The Master Moaners of Surrey

It begins again, the early mornings, the late nights, the feeling that the task you have chosen for yourself is similar to kicking the dead bodies of the cast of "die Meistersingers" over the Brenner pass. Topped off by a week in the former DDR talking pidgin "German" to a group of Olympic standard complaining spinsters from Godalming. I've been learning German for two years now. I've passed all the exams with flapping colours. Can't speak a word. I can't even manage restaurant German. I'm still not certain until it arrives which animal it's from (it's always meat, unless it's Apfelstrudel) or what shape it's supposed to be.

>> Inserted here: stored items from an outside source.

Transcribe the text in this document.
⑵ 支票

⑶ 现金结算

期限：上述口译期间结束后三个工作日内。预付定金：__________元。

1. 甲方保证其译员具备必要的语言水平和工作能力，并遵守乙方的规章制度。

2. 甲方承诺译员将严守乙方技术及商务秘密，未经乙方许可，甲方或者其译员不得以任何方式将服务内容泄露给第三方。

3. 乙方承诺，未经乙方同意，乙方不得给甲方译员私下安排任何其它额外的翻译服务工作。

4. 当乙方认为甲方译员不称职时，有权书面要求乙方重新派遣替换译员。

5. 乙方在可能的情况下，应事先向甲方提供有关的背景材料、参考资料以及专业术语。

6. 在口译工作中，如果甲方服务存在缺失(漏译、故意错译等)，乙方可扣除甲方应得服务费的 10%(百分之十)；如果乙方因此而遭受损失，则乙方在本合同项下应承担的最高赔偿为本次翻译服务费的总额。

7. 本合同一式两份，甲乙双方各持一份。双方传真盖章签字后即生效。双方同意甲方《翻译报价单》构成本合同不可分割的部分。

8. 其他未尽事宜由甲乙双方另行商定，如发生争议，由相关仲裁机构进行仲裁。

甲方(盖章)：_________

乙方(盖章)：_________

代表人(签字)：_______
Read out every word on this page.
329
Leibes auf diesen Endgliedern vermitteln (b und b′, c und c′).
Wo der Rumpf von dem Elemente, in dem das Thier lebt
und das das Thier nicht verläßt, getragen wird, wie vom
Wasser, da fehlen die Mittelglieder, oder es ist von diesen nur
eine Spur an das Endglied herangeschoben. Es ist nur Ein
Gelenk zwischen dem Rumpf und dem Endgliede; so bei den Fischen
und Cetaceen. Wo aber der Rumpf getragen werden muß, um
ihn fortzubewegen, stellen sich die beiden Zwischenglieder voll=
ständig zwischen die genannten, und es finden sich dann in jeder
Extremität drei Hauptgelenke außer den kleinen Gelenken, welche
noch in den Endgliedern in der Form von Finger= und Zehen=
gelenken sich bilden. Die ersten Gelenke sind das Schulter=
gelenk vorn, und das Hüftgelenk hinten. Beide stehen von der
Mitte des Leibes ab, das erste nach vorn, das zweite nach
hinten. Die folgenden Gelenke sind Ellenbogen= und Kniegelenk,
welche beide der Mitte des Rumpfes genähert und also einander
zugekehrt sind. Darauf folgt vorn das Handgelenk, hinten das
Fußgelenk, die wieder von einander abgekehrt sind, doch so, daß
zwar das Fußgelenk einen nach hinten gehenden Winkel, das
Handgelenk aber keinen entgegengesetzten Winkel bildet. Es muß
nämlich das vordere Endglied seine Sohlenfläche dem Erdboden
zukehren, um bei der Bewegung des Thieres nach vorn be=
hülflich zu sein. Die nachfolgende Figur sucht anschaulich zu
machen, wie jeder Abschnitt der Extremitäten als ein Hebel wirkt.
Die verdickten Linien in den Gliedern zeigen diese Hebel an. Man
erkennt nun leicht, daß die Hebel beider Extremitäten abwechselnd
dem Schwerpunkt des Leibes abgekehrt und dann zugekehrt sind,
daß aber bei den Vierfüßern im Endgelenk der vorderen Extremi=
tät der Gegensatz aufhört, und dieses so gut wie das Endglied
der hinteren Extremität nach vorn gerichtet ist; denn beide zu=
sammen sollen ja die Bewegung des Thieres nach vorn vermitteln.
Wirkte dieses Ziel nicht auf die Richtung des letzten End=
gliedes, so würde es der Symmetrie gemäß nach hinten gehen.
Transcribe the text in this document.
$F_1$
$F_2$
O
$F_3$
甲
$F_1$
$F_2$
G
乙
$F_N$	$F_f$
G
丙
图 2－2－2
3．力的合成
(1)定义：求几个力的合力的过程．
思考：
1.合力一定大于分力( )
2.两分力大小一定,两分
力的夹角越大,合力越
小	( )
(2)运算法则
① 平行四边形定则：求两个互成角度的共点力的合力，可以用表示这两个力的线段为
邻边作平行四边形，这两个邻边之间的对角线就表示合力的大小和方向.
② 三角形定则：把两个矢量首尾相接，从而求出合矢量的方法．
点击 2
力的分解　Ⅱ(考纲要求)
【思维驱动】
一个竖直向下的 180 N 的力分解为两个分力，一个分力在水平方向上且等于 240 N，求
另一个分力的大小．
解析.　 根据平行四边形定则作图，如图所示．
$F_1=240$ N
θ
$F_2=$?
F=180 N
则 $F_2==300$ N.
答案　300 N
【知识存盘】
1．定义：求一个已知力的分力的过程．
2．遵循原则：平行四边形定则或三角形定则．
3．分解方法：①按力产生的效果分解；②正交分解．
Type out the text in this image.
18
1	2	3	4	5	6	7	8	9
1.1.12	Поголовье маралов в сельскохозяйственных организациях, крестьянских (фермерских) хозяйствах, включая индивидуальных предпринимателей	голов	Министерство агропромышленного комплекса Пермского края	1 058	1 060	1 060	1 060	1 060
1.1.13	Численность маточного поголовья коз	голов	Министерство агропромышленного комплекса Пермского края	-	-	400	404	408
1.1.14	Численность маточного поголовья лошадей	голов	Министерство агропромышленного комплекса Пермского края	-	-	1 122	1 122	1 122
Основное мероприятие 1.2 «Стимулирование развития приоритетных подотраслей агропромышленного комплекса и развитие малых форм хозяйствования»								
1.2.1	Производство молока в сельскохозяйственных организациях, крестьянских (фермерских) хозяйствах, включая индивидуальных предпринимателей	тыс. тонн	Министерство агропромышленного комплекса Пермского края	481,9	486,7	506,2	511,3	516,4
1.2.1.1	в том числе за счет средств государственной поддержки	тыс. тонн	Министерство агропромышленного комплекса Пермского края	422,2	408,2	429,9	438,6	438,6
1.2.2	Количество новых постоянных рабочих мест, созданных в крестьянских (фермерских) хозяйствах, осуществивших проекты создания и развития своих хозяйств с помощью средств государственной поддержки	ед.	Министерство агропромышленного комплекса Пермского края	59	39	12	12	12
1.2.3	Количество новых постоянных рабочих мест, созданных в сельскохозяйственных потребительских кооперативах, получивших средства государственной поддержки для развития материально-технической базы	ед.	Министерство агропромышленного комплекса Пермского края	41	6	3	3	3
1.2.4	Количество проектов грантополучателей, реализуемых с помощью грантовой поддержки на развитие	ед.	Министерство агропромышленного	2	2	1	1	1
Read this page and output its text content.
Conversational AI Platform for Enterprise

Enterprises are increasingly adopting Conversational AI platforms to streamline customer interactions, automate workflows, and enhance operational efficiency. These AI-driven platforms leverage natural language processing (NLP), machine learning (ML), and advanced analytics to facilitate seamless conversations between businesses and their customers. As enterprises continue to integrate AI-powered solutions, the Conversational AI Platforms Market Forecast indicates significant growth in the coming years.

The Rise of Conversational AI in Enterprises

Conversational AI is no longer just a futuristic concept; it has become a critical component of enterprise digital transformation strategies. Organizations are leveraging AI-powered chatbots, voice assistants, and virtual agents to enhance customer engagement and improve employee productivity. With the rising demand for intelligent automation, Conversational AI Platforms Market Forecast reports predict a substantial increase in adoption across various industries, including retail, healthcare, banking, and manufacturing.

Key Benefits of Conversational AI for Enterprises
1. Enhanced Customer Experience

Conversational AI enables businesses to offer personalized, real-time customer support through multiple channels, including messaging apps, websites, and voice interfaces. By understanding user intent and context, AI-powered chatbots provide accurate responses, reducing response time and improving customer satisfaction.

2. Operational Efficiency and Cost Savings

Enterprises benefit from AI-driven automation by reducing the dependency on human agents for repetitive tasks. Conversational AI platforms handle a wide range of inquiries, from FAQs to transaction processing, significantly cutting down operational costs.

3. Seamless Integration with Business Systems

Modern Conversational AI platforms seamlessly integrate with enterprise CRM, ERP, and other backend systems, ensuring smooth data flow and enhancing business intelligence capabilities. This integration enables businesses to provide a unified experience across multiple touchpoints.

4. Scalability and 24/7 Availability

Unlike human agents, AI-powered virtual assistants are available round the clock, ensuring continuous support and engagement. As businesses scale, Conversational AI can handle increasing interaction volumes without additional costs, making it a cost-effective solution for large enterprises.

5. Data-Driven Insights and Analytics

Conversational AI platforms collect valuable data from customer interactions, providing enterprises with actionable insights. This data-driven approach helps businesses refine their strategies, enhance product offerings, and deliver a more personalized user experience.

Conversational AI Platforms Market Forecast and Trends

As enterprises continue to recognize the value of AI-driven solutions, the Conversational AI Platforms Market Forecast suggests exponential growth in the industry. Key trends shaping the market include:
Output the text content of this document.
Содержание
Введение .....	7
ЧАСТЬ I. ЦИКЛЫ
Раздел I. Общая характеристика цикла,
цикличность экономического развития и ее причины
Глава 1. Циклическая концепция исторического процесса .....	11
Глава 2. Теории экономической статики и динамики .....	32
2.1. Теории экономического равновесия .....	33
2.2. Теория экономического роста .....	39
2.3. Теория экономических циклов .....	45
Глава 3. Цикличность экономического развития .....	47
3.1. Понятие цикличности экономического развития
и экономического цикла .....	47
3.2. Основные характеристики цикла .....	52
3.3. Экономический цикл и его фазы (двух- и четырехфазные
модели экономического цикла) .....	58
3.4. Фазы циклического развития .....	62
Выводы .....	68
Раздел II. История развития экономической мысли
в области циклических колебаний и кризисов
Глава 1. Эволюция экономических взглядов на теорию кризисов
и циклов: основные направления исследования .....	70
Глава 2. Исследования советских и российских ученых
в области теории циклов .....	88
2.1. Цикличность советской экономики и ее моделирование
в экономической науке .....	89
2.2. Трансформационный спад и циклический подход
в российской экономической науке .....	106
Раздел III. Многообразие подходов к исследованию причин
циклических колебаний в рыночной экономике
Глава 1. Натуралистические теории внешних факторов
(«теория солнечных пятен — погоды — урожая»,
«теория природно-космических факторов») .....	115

    Of course it's true that languages evolve. Nobody sits down and designs them. But sometimes, when you're a student of one that's not your own, paranoia can get the better of you. For example, the use of prepositions in German. It got in that appalling state just by accident, no evil intelligence was at work, I'm absolutely certain (well, nearly). But as I struggle with it, I can't help feeling the designing hand of a woman in a black PVC cat-suit who gets cressy at the thought of foreigners having to spend hours and hours learning these two, three and four-letter instruments of pure torture, still not getting it right. "That's because I don't want you to get it right," she cackles "I want you to be punished" (swish, thwack, howl).
    In English there are of course quite a few bits of the language that even people who've been doing it all their life can't quite get the hang of - split infinitives (how come that an entire nation across the water can survive perfectly well without thinking this is a crime?), certain useless remnants of the accusative (twit- Who! twit-Whom! a dreary note), less/fewer, discrete/discreet, discomfit/discomfort and on and on. I tend to leave all these grammatical equivalents of the scrotum weight in the dimly lit dungeon where they belong (first Sunday of every month, after Songs of Praise finishes - no entry without a studded, leather- bound copy of Fowler's English Usage) but lampooning and lambasting the poor unfortunates that fall into these linguistic mantraps seems to be the only fun that some people ever get (these aren't the same mewling spinsters who... no, no, that way madness lies).
     I sometimes wonder, is the evident pleasure they derive from pedantry really the result of pent-up sexual, or perhaps violent desires? Are they on diets and desperate for something to do to keep their mind off cream cakes? Is it that or kick the dog? Or is the highlighting of solecisms the only thing that really gets the blood beating in their ears? Maybe this is the really insurmountable barrier which prevents me from becoming middle class - I would rather have a jump than gleefully write '(sic)' next to the howler of my enemy. And of course I can't be working class because I would rather, yes, sleep with a woman! than beat the shite out of somebody outside a chip shop. Ladies and gentlemen, I give you the English. Ah yes! That's why I want to learn a foreign language.